The rather abrupt departure of Barry Cockcroft as chief dental officer (CDO) for England and the delay in announcing his successor raises questions in my mind.
Add to this the strong rumour that his successor is not one of the obvious candidates and has no direct experience of working in the NHS and I am bound to ask what NHS England is up to.
There may be a simple explanation in that we are in a pre-election period when ministers (who may be out of office in a few weeks) and the civil service (which includes NHS England) are precluded from making policy decisions or announcing key appointments.
A change of thinking
However, having a devious mind, I am bound to ask whether this appointment, whenever announced, signals a change of thinking at NHS England, in regards to NHS dentistry.
I am prompted to do this by the publication last week of an NHS England paper, describing its approach in 2015/16 to deliver on its plan for the NHS, published last year in the Five Year Forward View.
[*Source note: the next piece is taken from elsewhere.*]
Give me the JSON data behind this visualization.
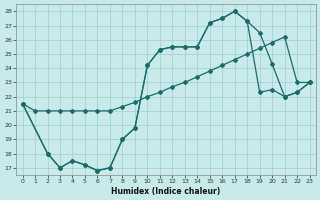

It is difficult to summarise a long and complex paper, but the essence is to make the NHS cope with a growing and ageing population with complex needs, all within a fixed budget.
Prevention must have a pivotal role in the NHS of the future and care must be integrated across all parts of the system.
NHS dentistry is going to have to prove that it can deliver a prevention based service, working with other parts of the health system and delivering improved oral health.
Dentists, not the Government, will be held responsible for the high level of hospital admissions for the extraction of children’s teeth.
Improved oral health
It will no longer be good enough to say: ‘We have done all the UDAs required; we have done our job.’
Units of Dental Activity (UDAs) mean nothing, they are a measure of activity not of delivering improved oral health.
Dentists will have to work with the rest of primary care, especially GPs, who through their clinical commissioning groups will want a say in how dentistry is commissioned.
Under the Five Year Forward View dentistry can no longer remain in a backwater, churning out UDAs and discussing the best structure of a new contract.
That is why, I believe, NHS England has accepted Barry Cockcroft’s resignation and is appointing a new pair of hands with a fresh view of how NHS dentistry should be delivered.
That does not mean that all dentists will be happy with this.